Festspielhaus, 20 août 2023

Parmi les reprises de l’été 2023, à Bayreuth, la plus alléchante était, très certainement, celle de Tannhäuser. D’abord, pour les débuts au Festspielhaus de Nathalie Stutzmann. Ensuite, pour une distribution en grande partie renouvelée, par rapport à la création de la production, en 2019 (voir O. M. n° 154 p. 30 d’octobre).

La cheffe française, disons-le d’emblée, nous a ébloui par sa maîtrise de l’acoustique si particulière de la salle et par sa manière de ne faire qu’un avec l’orchestre maison. Deuxième femme, dans l’histoire du Festival, à descendre dans la fosse (après Oksana Lyniv dans Der fliegende Holländer, depuis 2021), Nathalie Stutzmann impose une lecture éblouissante de sensualité et de justesse, dans les tempi comme dans les équilibres sonores.

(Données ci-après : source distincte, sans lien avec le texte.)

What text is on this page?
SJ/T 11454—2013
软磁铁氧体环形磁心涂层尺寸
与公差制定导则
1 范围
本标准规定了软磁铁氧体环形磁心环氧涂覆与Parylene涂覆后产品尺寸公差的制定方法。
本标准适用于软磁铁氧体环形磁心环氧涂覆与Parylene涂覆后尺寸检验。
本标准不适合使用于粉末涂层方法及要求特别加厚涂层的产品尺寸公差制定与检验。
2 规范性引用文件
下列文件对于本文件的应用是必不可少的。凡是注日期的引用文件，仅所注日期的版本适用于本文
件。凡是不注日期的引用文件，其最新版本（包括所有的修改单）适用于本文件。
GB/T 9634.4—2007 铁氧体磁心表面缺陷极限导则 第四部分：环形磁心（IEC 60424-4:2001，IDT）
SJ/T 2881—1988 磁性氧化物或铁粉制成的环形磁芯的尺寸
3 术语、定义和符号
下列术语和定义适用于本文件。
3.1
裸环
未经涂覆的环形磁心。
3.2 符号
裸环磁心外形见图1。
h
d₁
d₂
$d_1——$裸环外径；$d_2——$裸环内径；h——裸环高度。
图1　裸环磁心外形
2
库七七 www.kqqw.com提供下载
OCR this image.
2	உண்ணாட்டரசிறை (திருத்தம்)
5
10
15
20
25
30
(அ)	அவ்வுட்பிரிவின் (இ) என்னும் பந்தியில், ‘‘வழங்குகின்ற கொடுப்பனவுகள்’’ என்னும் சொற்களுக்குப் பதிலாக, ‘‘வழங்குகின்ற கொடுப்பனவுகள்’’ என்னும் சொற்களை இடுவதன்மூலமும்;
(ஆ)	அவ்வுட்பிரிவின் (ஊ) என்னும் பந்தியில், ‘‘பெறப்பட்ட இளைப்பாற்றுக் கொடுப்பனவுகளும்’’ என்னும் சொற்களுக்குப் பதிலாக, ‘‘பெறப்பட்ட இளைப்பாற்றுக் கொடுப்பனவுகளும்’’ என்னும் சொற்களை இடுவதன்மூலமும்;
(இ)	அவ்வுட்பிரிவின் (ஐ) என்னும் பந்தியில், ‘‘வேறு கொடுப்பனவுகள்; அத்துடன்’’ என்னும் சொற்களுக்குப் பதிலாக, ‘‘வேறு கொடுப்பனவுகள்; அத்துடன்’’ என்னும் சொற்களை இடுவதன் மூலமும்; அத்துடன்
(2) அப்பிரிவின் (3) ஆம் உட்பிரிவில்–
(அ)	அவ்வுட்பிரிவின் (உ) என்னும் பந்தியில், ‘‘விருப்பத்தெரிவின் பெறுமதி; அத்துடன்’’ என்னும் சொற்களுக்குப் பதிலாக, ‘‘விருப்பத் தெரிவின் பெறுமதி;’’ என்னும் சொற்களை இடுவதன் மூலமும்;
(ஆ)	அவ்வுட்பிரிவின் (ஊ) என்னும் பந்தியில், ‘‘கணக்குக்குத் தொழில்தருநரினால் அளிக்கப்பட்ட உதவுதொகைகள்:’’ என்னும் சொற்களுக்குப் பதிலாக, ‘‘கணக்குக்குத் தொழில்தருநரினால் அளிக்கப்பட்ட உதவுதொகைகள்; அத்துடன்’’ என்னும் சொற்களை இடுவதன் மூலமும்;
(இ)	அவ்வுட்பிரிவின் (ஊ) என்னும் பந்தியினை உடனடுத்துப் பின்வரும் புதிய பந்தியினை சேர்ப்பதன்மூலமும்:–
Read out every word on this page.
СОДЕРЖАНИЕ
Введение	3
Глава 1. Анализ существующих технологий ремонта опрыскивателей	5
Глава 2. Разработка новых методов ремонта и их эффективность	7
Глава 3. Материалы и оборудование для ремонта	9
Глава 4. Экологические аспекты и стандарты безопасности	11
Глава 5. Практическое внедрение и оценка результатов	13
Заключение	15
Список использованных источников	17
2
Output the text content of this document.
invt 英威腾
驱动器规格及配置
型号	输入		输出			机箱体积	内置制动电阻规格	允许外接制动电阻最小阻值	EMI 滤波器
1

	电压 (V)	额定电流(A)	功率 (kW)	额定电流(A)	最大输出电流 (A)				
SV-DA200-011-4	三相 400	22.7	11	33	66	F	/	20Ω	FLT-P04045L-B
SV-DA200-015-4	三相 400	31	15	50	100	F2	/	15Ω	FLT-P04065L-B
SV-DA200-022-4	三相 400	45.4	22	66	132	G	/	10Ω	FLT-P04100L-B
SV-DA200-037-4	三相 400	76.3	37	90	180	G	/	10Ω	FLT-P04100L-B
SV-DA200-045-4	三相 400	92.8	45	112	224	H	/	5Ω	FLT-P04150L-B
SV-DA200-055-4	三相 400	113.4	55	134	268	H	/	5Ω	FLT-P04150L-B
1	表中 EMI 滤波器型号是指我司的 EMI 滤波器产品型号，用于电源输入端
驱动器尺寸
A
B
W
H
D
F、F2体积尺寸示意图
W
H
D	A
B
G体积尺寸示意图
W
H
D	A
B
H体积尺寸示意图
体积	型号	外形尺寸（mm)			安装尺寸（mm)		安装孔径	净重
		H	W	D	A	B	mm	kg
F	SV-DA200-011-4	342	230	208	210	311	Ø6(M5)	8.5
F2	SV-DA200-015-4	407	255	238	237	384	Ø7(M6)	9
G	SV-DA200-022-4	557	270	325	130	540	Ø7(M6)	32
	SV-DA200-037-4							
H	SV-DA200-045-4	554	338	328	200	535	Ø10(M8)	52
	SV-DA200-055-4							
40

Dès la célébrissime Ouverture, le spectateur est happé par un récit d’une cohérence implacable, qui culmine, à notre avis, dans le grand concertato du deuxième acte (« Ein Engel stieg aus lichtem Äther »), conduit avec un sens du suspens insoutenable. Les ovations qui l’accueillent aux saluts (c’est elle qui en recueille le plus !) sont plus que largement méritées.

De la distribution d’origine, il ne reste que Markus Eiche, Wolfram à la voix plus sèche qu’en 2019, mais musicien toujours souverain, et Jorge Rodriguez-Norton, excellent Heinrich. Au sein des nouveaux chevaliers, se détache le remarquable ténor sud-africain Siyabonga Maqungo, membre de la troupe du Staatsoper Unter den Linden de Berlin, dont le timbre charmeur et l’émission haut placée illuminent les ensembles. Si Günther Groissböck est un Landgrave aussi somptueux que Stephen Milling, Ekaterina Gubanova, en Venus, s’avère vocalement préférable à Elena Zhidkova, sans la faire oublier sur le plan scénique.

Les deux sensations de la soirée restent Elisabeth Teige et Klaus Florian Vogt. Assumant la difficile succession de sa compatriote Lise Davidsen, en Elisabeth, la soprano norvégienne (également à l’affiche de Der fliegende Holländer et Die Walküre, cet été !), une fois stabilisé un vibrato trop prononcé, à l’attaque de « Dich, teure Halle », impressionne par la richesse et la puissance de l’instrument. Se jouant des obstacles avec une facilité déconcertante, notamment dans l’aigu, aussi glorieux dans le piano que le forte, elle démontre de merveilleuses capacités d’émotion dans la prière « Allmächt’ge Jungfrau ».

Le ténor allemand, enfin, passé la surprise d’entendre une voix aussi claire et haut placée dans le rôle-titre, cloue le spectateur dans son siège. Car, chez lui, clarté n’est pas synonyme de légèreté, bien au contraire. Solide, stable et endurant comme le roc, son Tannhäuser lance des « Erbarm dich mein ! » aussi déchirants que ceux de Wolfgang Windgassen jadis, à la fin du II, avant de délivrer un III de bout en bout bouleversant. L’acteur s’est, de surcroît, admirablement intégré dans une production construite autour de Stephen Gould, pour un résultat absolument renversant.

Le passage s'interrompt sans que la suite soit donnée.